一人ぼっち
『お前の……ポスト』
喉からやっとの思いでそう搾り出し、携帯を持った手を地面に落とす。親指だけを動かして通話を切り、空を見上げる。
木々の枝で作られた小さな額縁は、その中に写す空の暗さをよく引き立てていた。頬に冷たい水滴がポツポツと落ちるが、それとは裏腹に、腹の傷がやけに熱い。
「……はぁ……」
人間、ここまで来ると溜息しか出ないのだと初めて知った。
あのヤクザの事務所からは、まあ無事に逃げ出すことは出来た。
腹から背中にかけて小指程度の穴がぽっかりと空いているが、救急車を呼ぶほどの時間も暇もなく。逃げるために山の中へ入ったはいいものの、今自分がどこにいるかすら分からなくなってしまった。
将棋で言う王手、チェスで言うチェックメイト、人生で言う死。そんな物が近づいてくるのがわかる。
近くの大木にもたれかかりながら、ぼんやりとした視界の中で空を眺め続けた。
「……」
何度か、手の中にある携帯から着信音が響いた。しかし、もうそれに出る気力もない。
雨の音、携帯の音、何かわからない音が混じり合う。鼻にツンと来るようなむせ返る匂いに、水溜りを踏んで走るタイヤの音。
近くに道路があって、車でも走っているのか。なら……
「ぐっ……」
腹の傷が、熱した鉄の棒でかき回されているように熱い。そして痛い。
それでも諦めずに、腕の力だけで草をかきわけ、木の根っこを掴み、土を掘り、車の音がする方向へ這い進む。
別に俺が死んだって悲しむのは、まあせいぜい親ぐらいだろう。恐らく、学校の奴らは葬式にすら来ない。それでも、こんな山奥で一人寂しく死ぬって言うのは絶対に嫌だ。
せめて死ぬなら、もうちょっと人の世界が感じられる場所で死にたい。
ぼやけた視界に、白いものがパッと映る。右の中指の腹で軽く触れると、雨で塗れていて、冷えた金属が低くなった体温を更に奪う。ガードレールだ。
右手の中指と人差し指の骨で無理やりガードレールを掴み、鉛の様に重い体を持ち上げる。……ここ最近ずっと動いていたせいか、すっかり痩せてしまったようだ。
ガードレールの向こう側に倒れこむと、更に雨が激しくなり始めた。山の天気は変わりやすいというが、ここまで俺に厳しいものなのか。膝をゆっくりと縮こまらせ、体の中の体温を必死で保つ。
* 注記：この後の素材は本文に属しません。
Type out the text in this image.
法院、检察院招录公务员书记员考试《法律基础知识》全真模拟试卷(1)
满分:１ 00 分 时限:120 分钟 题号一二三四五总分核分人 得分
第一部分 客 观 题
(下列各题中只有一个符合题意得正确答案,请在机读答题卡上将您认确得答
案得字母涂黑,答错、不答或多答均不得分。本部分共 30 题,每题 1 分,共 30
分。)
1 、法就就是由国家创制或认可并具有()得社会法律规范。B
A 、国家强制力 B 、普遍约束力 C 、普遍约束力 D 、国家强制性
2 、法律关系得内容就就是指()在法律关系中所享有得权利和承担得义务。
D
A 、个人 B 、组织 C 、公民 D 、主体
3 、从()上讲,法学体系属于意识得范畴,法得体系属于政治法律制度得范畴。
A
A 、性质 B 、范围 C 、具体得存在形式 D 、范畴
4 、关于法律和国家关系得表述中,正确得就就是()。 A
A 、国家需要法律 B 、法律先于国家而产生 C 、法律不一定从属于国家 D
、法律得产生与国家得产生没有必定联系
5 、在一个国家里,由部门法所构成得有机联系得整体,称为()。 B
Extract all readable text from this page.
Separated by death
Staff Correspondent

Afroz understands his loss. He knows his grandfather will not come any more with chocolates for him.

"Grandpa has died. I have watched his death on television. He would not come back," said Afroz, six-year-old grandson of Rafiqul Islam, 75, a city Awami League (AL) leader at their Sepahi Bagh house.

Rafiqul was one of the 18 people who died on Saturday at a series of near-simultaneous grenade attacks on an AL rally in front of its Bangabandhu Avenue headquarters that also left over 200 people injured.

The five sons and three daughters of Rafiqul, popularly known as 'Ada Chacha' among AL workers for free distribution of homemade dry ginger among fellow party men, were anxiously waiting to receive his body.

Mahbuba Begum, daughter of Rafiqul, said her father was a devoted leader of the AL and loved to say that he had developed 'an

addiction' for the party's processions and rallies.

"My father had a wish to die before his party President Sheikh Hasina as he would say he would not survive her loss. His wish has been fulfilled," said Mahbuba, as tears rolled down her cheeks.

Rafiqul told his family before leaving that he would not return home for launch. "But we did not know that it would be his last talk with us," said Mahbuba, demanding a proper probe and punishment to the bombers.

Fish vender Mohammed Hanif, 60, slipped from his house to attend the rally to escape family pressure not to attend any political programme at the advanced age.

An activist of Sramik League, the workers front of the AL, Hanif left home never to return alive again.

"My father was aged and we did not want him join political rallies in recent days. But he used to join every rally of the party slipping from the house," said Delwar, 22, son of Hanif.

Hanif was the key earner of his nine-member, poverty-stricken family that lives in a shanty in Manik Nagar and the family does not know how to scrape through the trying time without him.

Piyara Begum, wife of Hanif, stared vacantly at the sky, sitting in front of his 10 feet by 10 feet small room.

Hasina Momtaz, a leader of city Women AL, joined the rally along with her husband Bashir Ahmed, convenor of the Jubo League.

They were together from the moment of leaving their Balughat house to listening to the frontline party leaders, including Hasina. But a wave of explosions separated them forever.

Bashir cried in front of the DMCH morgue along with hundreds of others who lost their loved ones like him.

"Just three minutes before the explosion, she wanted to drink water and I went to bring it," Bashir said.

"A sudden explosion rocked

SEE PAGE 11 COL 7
傷が熱いのに、体は寒い。歯は勝手にガチガチと音を鳴らすし、爪は紫一色だ。
こんな寒い日には、こたつに入って鍋でも食って、ゲームでもしたかった。
そういえば、もうすぐ正月だったな。来年は受験だし、初詣で合格祈願でも買っておいた方が……いや、まだ気が早いか。
「……死にたくないなぁ」
どんなに諦めてても、やはり死にたくはない。せめて人が感じられる場所で死にたいとは言ったが、結局は誰かが助けにきてくれるのを期待して待っているだけなのだ。
しかし、こんな街灯もマトモに通ってないような山に、雨が降る中来る奴はいないだろう。
唯一の頼みの優人は……あの女子、夜桜クロモとかいう奴の方に行っている筈だ。他に俺の身を案じて来てくれそうなのは……いない。家を空けることが多いから、親も不審に思わない。
アスファルトの道路を枕にし、雨で濡れた衣服を布団代わりに、道端で体を縮こまらせる。現実で俺の体に起きていることなのに、どこか非現実的だ。確実に死ぬ状況なのに、頭の片隅では俺はまだ死なないという謎の自信が湧き上がって来る。
ガードレールの向こうから、いつの間にか落としていた俺の携帯の着信音が聞こえる。
誰だろうか。
優人か? 親か? それとも……
瞬間。頬に当たっていた雨粒がピタリと止まった。その代わりに、パシャパシャとビニール傘に雨粒が当たる音が耳に入ってくる。
誰だ? 誰だ?
紫色の唇を動かして問おうとするが、声が出ない。
逆光になっているせいか、顔もよく見えない。
ただ、少し、女性が使うシャンプーのいい匂いがする。
そう感じた瞬間に、ストンと、崖から落ちるように意識を手放した。